∞ June 12th is Loving Day : Oxford University Press blog
Friday, June 12th is Loving Day, a holiday that deserves widespread attention.
Loving Day commemorates the Supreme Court’s 1967 decision in Loving v. Virginia, the case that made interracial marriage legal. Both the case and the holiday take their name from Richard and Mildred Loving, a couple who grew up and fell in love in Virginia, a state that epitomized America’s tragic history of miscegenation law. Between 1890 and 1948, 30 states outlawed interracial marriage; many of them banned whites from marrying Chinese, Japanese, Filipinos, and American Indians as well as blacks. Enforced by police and prosecutors, by marriage license clerks, and in civil and criminal courts, miscegenation laws were designed to prevent interracial couples from marrying and to punish them if they did.
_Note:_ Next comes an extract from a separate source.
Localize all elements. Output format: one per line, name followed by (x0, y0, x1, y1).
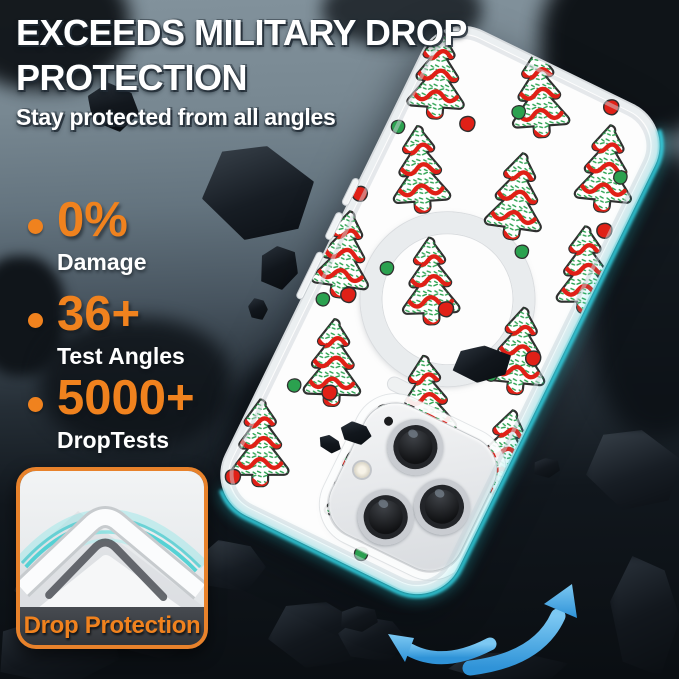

Judges justified these laws by insisting that interracial marriage was somehow “unnatural,” a claim that became so pervasive that by 1958, 94 percent of Americans told pollsters they opposed interracial marriage.
its weird to think that when my parents were born it would have been straight up illegal for me to exist.
Isn’t it absolutely crazy that so much of our country is against Gay Marriage? I know that our grandchildren will look back at this time period in the same way we look back at at the prohibition of interracial marriage.